Ein Stück regionaler Geschichte erstrahlt in neuem Glanz: 15 historische Zizenhauser Terrakottafiguren sind nach ihrer Restauration in das Kuriositätenkabinett im zweiten Obergeschoss des Radolfzeller Stadtmuseums zurückgekehrt. Sie geben dort nun nicht nur einen Einblick in die Ausstattung so manch bürgerlichen Haushalts im 19. und 20. Jahrhundert und die Handwerkskunst eines erfolgreichen regionalen Künstlers, sondern bergen auch so manches Geheimnis.
Beschädigt und dunkel verfärbt
Wie Museumsleiter Rüdiger Specht berichtet, stammen die Terrakotta-Figuren aus der Werkstatt von Anton Sohn, der im 19. Jahrhundert im heutigen Stockacher Ortsteil Zizenhausen eine Terrakottawerkstatt eröffnet hatte. Vier von ihnen gehören zum eigentlich zwölfteiligen Set „Kleines Orchester“, elf zum eigentlich 13-teiligen „Großen Orchester“.

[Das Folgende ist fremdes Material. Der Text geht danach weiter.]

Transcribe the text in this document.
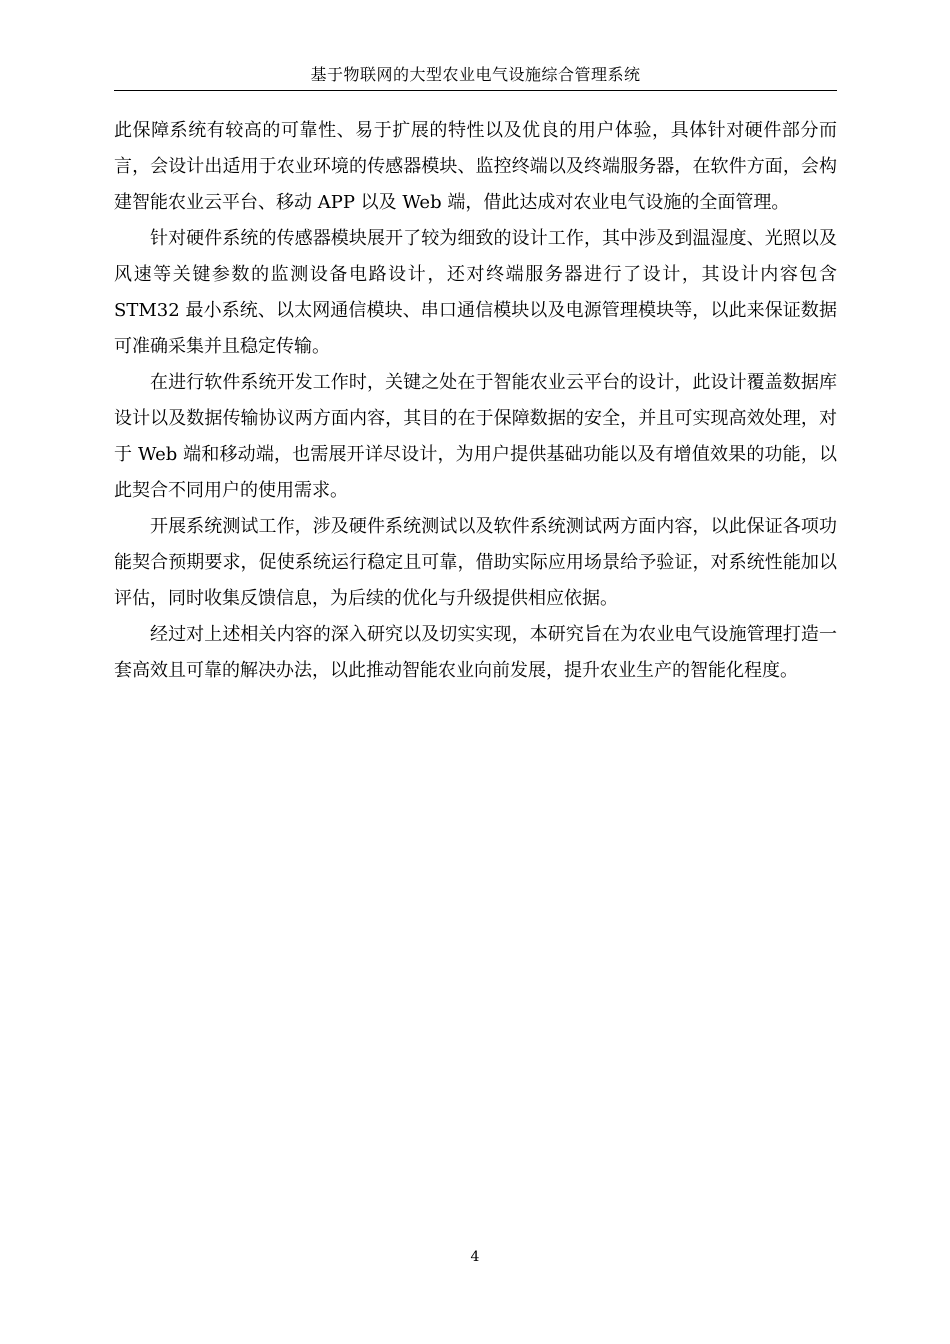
基于物联网的大型农业电气设施综合管理系统

此保障系统有较高的可靠性、易于扩展的特性以及优良的用户体验，具体针对硬件部分而言，会设计出适用于农业环境的传感器模块、监控终端以及终端服务器，在软件方面，会构建智能农业云平台、移动 APP 以及 Web 端，借此达成对农业电气设施的全面管理。

针对硬件系统的传感器模块展开了较为细致的设计工作，其中涉及到温湿度、光照以及风速等关键参数的监测设备电路设计，还对终端服务器进行了设计，其设计内容包含 STM32 最小系统、以太网通信模块、串口通信模块以及电源管理模块等，以此来保证数据可准确采集并且稳定传输。

在进行软件系统开发工作时，关键之处在于智能农业云平台的设计，此设计覆盖数据库设计以及数据传输协议两方面内容，其目的在于保障数据的安全，并且可实现高效处理，对于 Web 端和移动端，也需展开详尽设计，为用户提供基础功能以及有增值效果的功能，以此契合不同用户的使用需求。

开展系统测试工作，涉及硬件系统测试以及软件系统测试两方面内容，以此保证各项功能契合预期要求，促使系统运行稳定且可靠，借助实际应用场景给予验证，对系统性能加以评估，同时收集反馈信息，为后续的优化与升级提供相应依据。

经过对上述相关内容的深入研究以及切实实现，本研究旨在为农业电气设施管理打造一套高效且可靠的解决办法，以此推动智能农业向前发展，提升农业生产的智能化程度。

4
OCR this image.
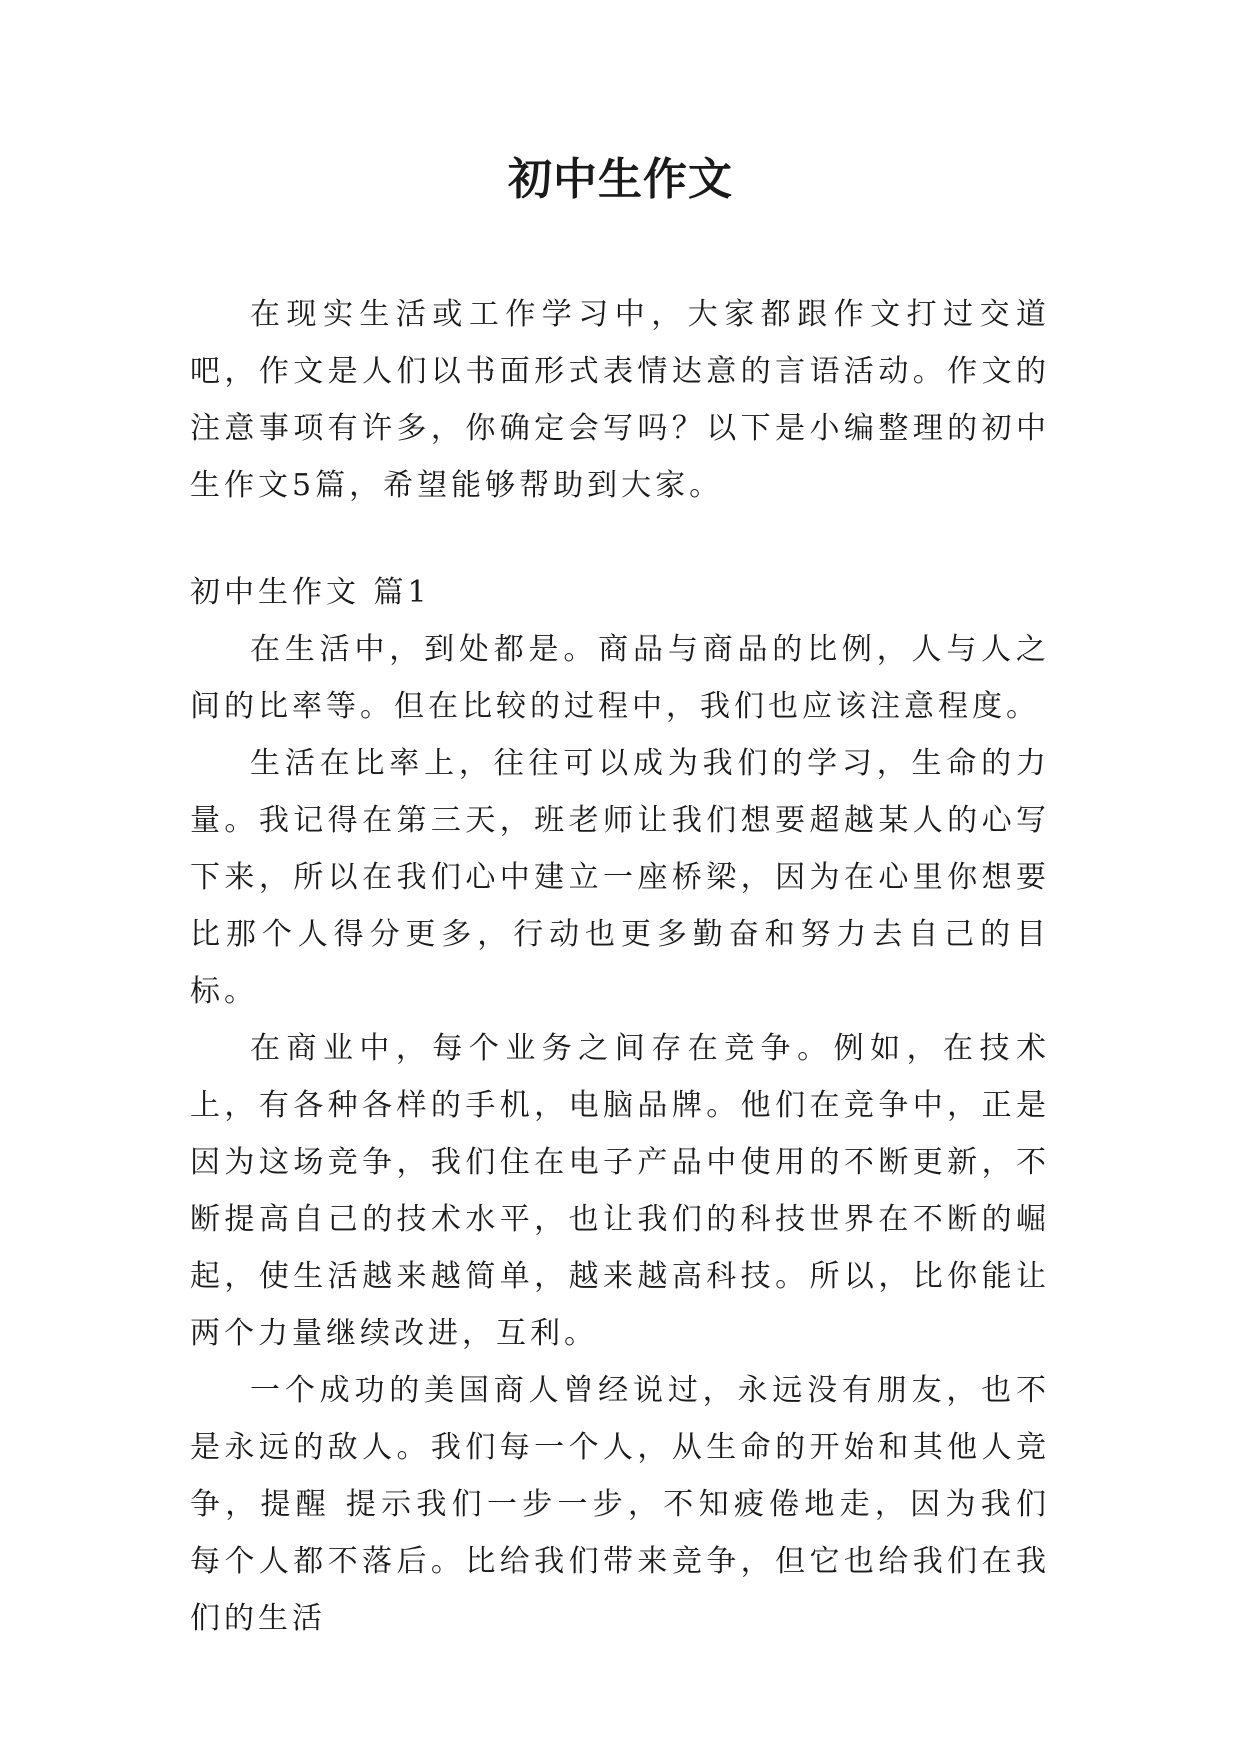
初中生作文

在现实生活或工作学习中，大家都跟作文打过交道吧，作文是人们以书面形式表情达意的言语活动。作文的注意事项有许多，你确定会写吗？以下是小编整理的初中生作文5篇，希望能够帮助到大家。

初中生作文 篇1

在生活中，到处都是。商品与商品的比例，人与人之间的比率等。但在比较的过程中，我们也应该注意程度。

生活在比率上，往往可以成为我们的学习，生命的力量。我记得在第三天，班老师让我们想要超越某人的心写下来，所以在我们心中建立一座桥梁，因为在心里你想要比那个人得分更多，行动也更多勤奋和努力去自己的目标。

在商业中，每个业务之间存在竞争。例如，在技术上，有各种各样的手机，电脑品牌。他们在竞争中，正是因为这场竞争，我们住在电子产品中使用的不断更新，不断提高自己的技术水平，也让我们的科技世界在不断的崛起，使生活越来越简单，越来越高科技。所以，比你能让两个力量继续改进，互利。

一个成功的美国商人曾经说过，永远没有朋友，也不是永远的敌人。我们每一个人，从生命的开始和其他人竞争，提醒 提示我们一步一步，不知疲倦地走，因为我们每个人都不落后。比给我们带来竞争，但它也给我们在我们的生活
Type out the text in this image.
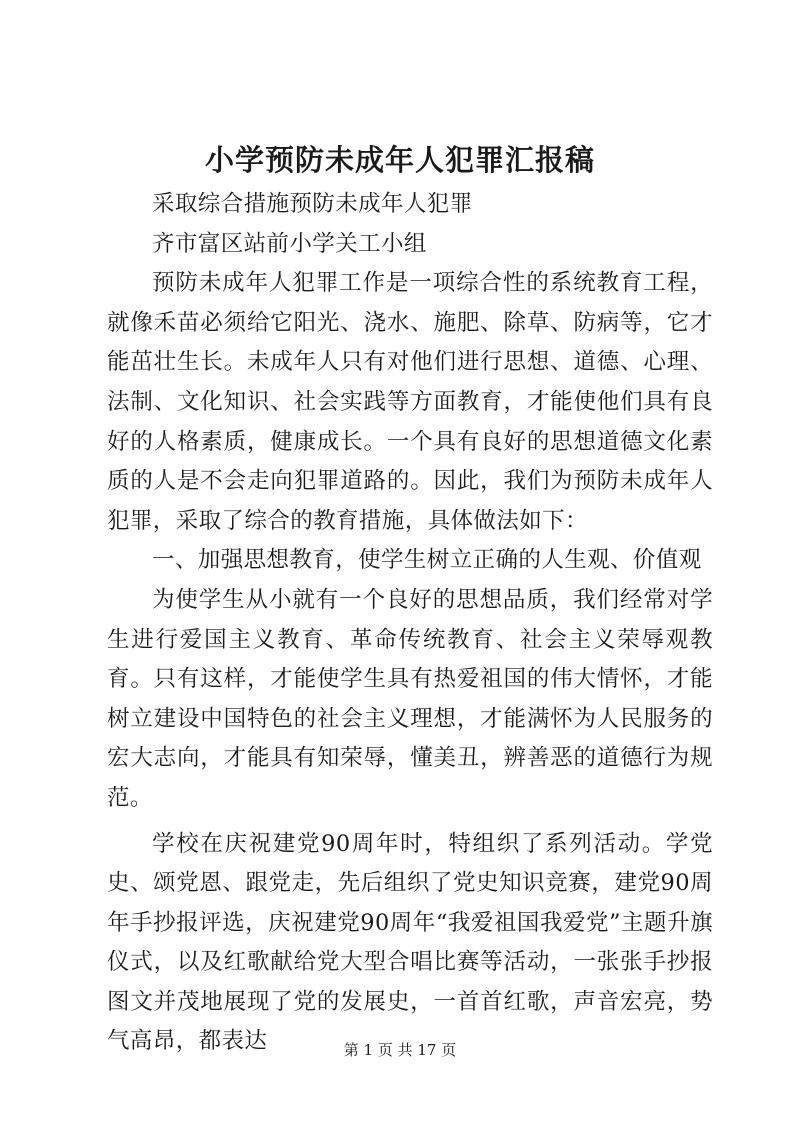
小学预防未成年人犯罪汇报稿

采取综合措施预防未成年人犯罪

齐市富区站前小学关工小组

预防未成年人犯罪工作是一项综合性的系统教育工程，就像禾苗必须给它阳光、浇水、施肥、除草、防病等，它才能茁壮生长。未成年人只有对他们进行思想、道德、心理、法制、文化知识、社会实践等方面教育，才能使他们具有良好的人格素质，健康成长。一个具有良好的思想道德文化素质的人是不会走向犯罪道路的。因此，我们为预防未成年人犯罪，采取了综合的教育措施，具体做法如下：

一、加强思想教育，使学生树立正确的人生观、价值观

为使学生从小就有一个良好的思想品质，我们经常对学生进行爱国主义教育、革命传统教育、社会主义荣辱观教育。只有这样，才能使学生具有热爱祖国的伟大情怀，才能树立建设中国特色的社会主义理想，才能满怀为人民服务的宏大志向，才能具有知荣辱，懂美丑，辨善恶的道德行为规范。

学校在庆祝建党90周年时，特组织了系列活动。学党史、颂党恩、跟党走，先后组织了党史知识竞赛，建党90周年手抄报评选，庆祝建党90周年“我爱祖国我爱党”主题升旗仪式，以及红歌献给党大型合唱比赛等活动，一张张手抄报图文并茂地展现了党的发展史，一首首红歌，声音宏亮，势气高昂，都表达	第 1 页 共 17 页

Sie befinden sich bereits seit Ende der 1990er-Jahre im Besitz des Stadtmuseums Radolfzell. Damals seien sie mit Unterstützung des Fördervereins Museum und Stadtgeschichte Radolfzell angeschafft worden. Hergestellt worden seien sie bereits im 19. Jahrhundert. Durch das Alter seien sie zuletzt aber „stark verbraunt“, also dunkel gefärbt gewesen, wie Rüdiger Specht berichtet. Und: „Eine Figur hatte einen Schaden.“

Aus diesem Grund seien die Figuren im vergangenen Sommer einer Restaurateurin übergeben worden. Und diese habe noch einen weiteren Makel festgestellt: In der Vergangenheit sei die ursprüngliche Farbe der Figuren übermalt worden. „Zum Teil sind bei der Übermalung die Farben auch verändert worden“, so der Museumsleiter.
Figuren erstrahlen in neuem Glanz
Aufgabe der Restaurateurin sei nicht nur gewesen, die Verbraunung zu entfernen und die Figuren herzurichten, sondern auch die äußerste Farbschicht zu entfernen. Dadurch sei die originale Farbschicht wieder zum Vorschein gekommen, so Specht. Abschließend seien die Figuren mit einem Glanzfirnis, also einem Schutzanstrich, bemalt worden – so, wie das auch im 19. Jahrhundert üblich gewesen sei.
Im Stadtmuseum freut man sich über das Ergebnis der Restauration: „Die Details kommen wieder ganz anders raus. Zum Teil sehen die Figuren wieder aus wie neu“, lobt Rüdiger Specht. Zwar gebe es auch Fehlstellen, an denen die Farbe mit der Zeit von den Figuren abgeblättert ist. Diese sollen aber nicht ausgebessert werden: „Das wollen wir nicht ersetzen lassen“, sagt der Museumsleiter.
Einst waren sie ein „großer Erfolgsschlager“
Die restaurierten Figuren sollen nun im Kuriositätenkabinett wieder den Besuchern des Stadtmuseums präsentiert werden. Wie Rüdiger Specht berichtet, bestehe der Bezug zur Region nämlich nicht nur durch die Nähe zu Zizenhausen. Denn sicherlich haben auch bürgerliche Familien in Radolfzell einige Zizenhauser Terakottafiguren zur Zierde ihrer Wohnungen gekauft. „Das ist ein ganz typischer Dekoartikel der damaligen Zeit“, erklärt Specht.
Etliche Jahrzehnte lang seien die Figuren ein „großer Erfolgsschlager“ gewesen – nicht nur in Deutschland, sondern zum Beispiel auch in der Schweiz, in Belgien und Frankreich. Und durch Auswanderer seien sie sogar nach Amerika exportiert worden. „Das ist eine ganz bekannte Kunstform“, sagt Rüdiger Specht.
In der Zizenhausener Werkstatt entstanden zahlreiche Figuren oder Gruppen mit Darstellungen christlicher Motive, aber zum Beispiel auch der „Basler Totentanz“, das aus 13 Figuren bestehende „Große Orchester“, Napoleon oder Kaiser Ferdinand von Österreich.

Was steckt hinter den Figuren?
Vor allem die Figurengruppe des „Großen Orchesters“ sei berühmt, die nach Karikaturen des Malers Hieronymus Hess angefertigt wurden. Sie bergen „ein kleines bisschen ein Rätsel“, wie der Museumsleiter berichtet. Denn Hess habe zu seinen Karikaturen Namen vermerkt. „Aber niemand weiß, wer sich dahinter verbirgt.“ Auch ob tatsächlich reale Persönlichkeiten aufs Korn genommen wurden, sei nicht bekannt.